Satoko's co-chairman is Ratan Dominic Rego, 16, of the Indian School.

This is Ratan's first time at the general assembly, but he says he is having an amazing experience.

"This is a wonderful forum and it helps us with our debating abilities," he said.

"There is a lot of problem solving done in front of the crowd, where our voices are heard."

Probably one of the youngest participants in this year's event is 14-year-old Scot Tasmin Greig, from the British School of Bahrain.

"It is a very educational experience for me," said Tasmin, who is representing Brazil.

"It just establishes the fact that even though I am young, I have a lot of things to say. I think that many older people think youngsters are incapable of understanding things they think are too 'grown up' such as what's happening in the world today.

"We are young but we are also eager to know what is going on and to be involved.

"When we do get the proper information, it helps us prepare ourselves for the future."

The visiting children from Saudi Arabia and the UAE are enjoying their stay in Bahrain.

For many of them, this experience is an eye-opener.

Saudis Tameem Abdulfattah and Abdulaziz Al Salih, both 16, and Hazim Mohammed Abu Libeleh, 17, are from the Dhahran Ahliya Boys' School

This is their first time at Bahmun as delegates, but they were here at last year's event as observers.

"We hope that we get something like Bahmun in Saudi Arabia," said Abdulaziz.

"Events like these teach us new skills, skills that we would be using for life."

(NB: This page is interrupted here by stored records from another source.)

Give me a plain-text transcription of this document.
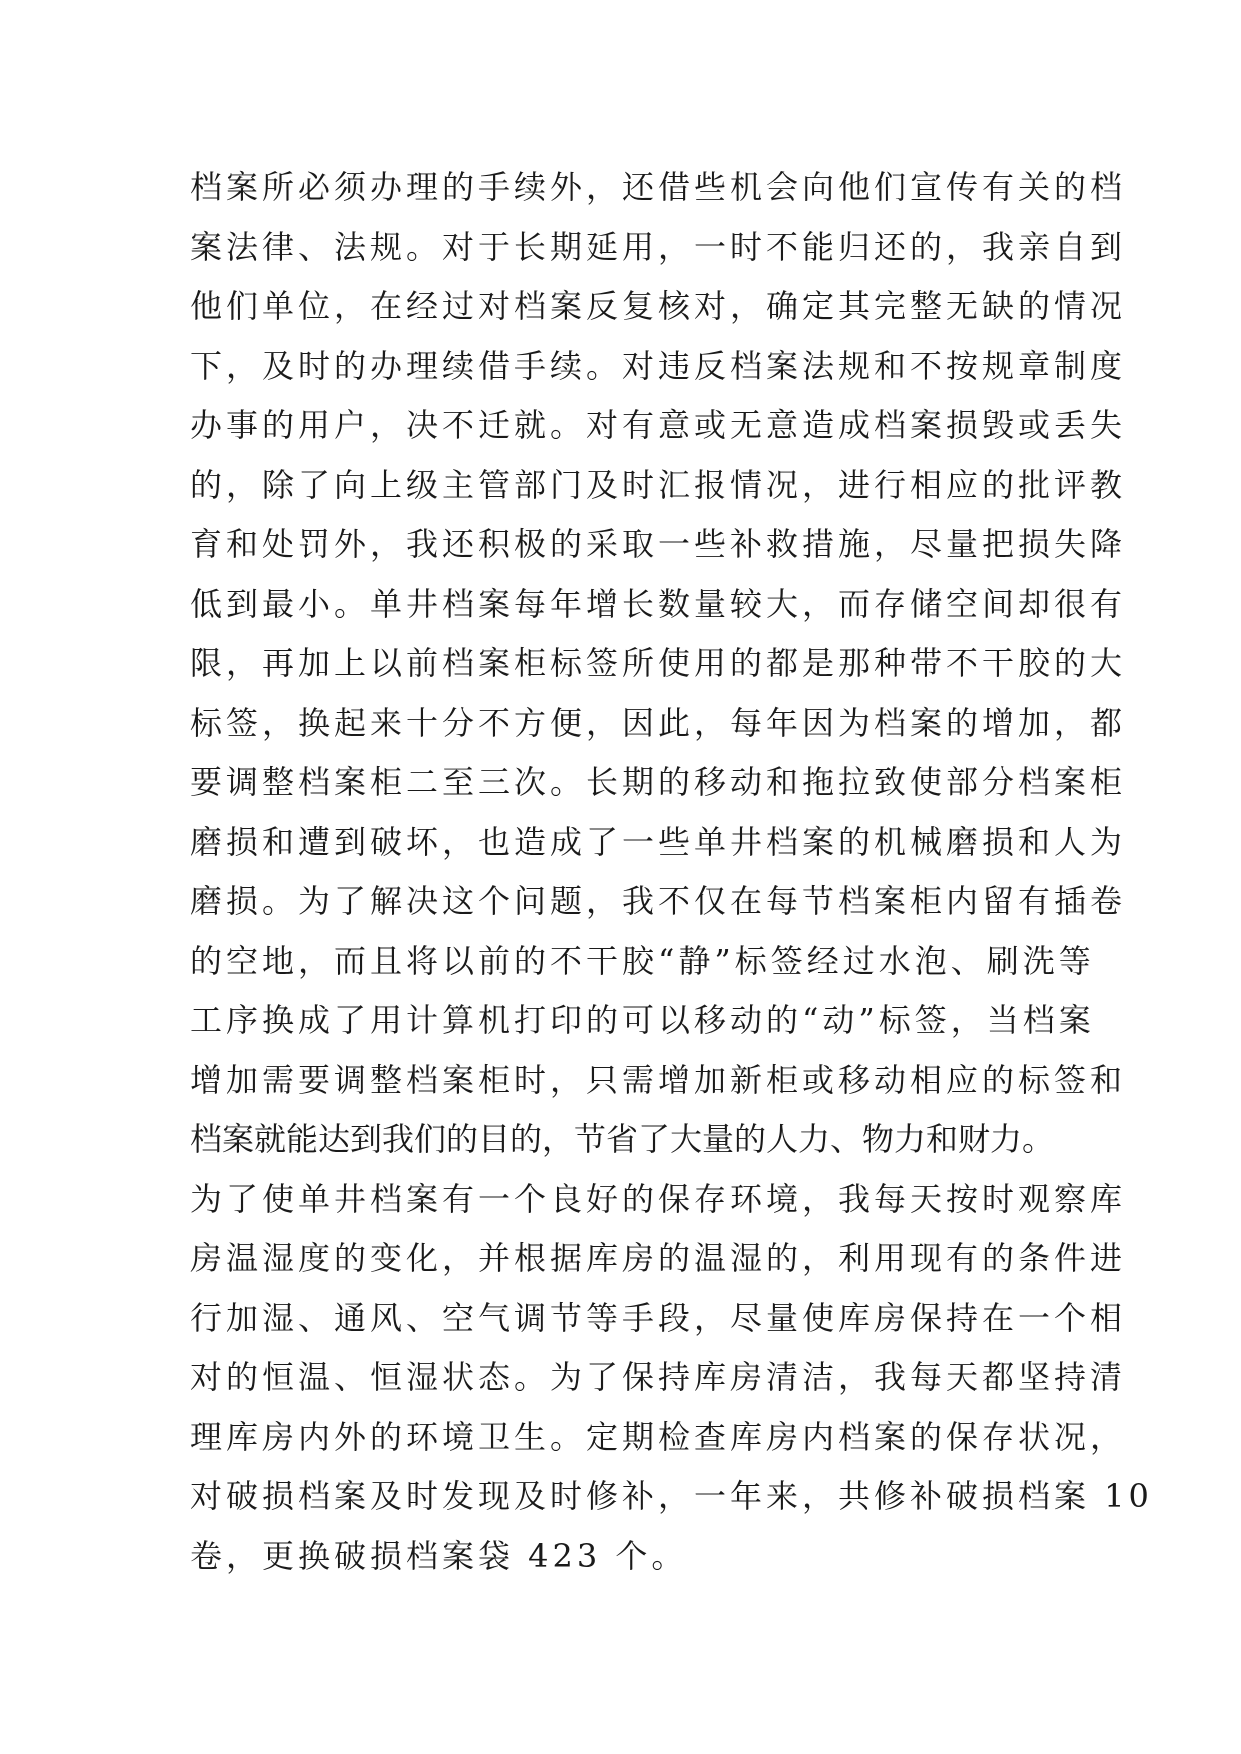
档案所必须办理的手续外，还借些机会向他们宣传有关的档
案法律、法规。对于长期延用，一时不能归还的，我亲自到
他们单位，在经过对档案反复核对，确定其完整无缺的情况
下，及时的办理续借手续。对违反档案法规和不按规章制度
办事的用户，决不迁就。对有意或无意造成档案损毁或丢失
的，除了向上级主管部门及时汇报情况，进行相应的批评教
育和处罚外，我还积极的采取一些补救措施，尽量把损失降
低到最小。单井档案每年增长数量较大，而存储空间却很有
限，再加上以前档案柜标签所使用的都是那种带不干胶的大
标签，换起来十分不方便，因此，每年因为档案的增加，都
要调整档案柜二至三次。长期的移动和拖拉致使部分档案柜
磨损和遭到破坏，也造成了一些单井档案的机械磨损和人为
磨损。为了解决这个问题，我不仅在每节档案柜内留有插卷
的空地，而且将以前的不干胶“静”标签经过水泡、刷洗等
工序换成了用计算机打印的可以移动的“动”标签，当档案
增加需要调整档案柜时，只需增加新柜或移动相应的标签和
档案就能达到我们的目的，节省了大量的人力、物力和财力。
为了使单井档案有一个良好的保存环境，我每天按时观察库
房温湿度的变化，并根据库房的温湿的，利用现有的条件进
行加湿、通风、空气调节等手段，尽量使库房保持在一个相
对的恒温、恒湿状态。为了保持库房清洁，我每天都坚持清
理库房内外的环境卫生。定期检查库房内档案的保存状况，
对破损档案及时发现及时修补，一年来，共修补破损档案 10
卷，更换破损档案袋 423 个。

Eleven schoolchildren from Saudi Arabia are taking part in this year's event.

Eight girls from the Dhahran Ahliya Girls' School are also taking part for the first time.

"But this won't be the last time we would be participating," said the girls' school Muna director Rula Abdul Qadi.

"Our students have been looking forward to coming to Bahrain and they've come well prepared. We're very proud of them."

The 14 children from the Abu Dhabi International School are accompanied by their Muna director Riza Blaik Aouran.

"Many of these pupils from Abu Dhabi have taken part in Bahmun before," said Ms Aouran.

"They find the experience very enlightening and it also helps build their self-confidence.

"It is vital for children to know current events and have their voices heard."

Iraqi pupil Basma Abdeljalil, 16, said events such as Bahmun not only get young people's voices heard but also help children realise that they are important members of the society.

"We are contributors in this world and what we learn now we will take with us forever," she said.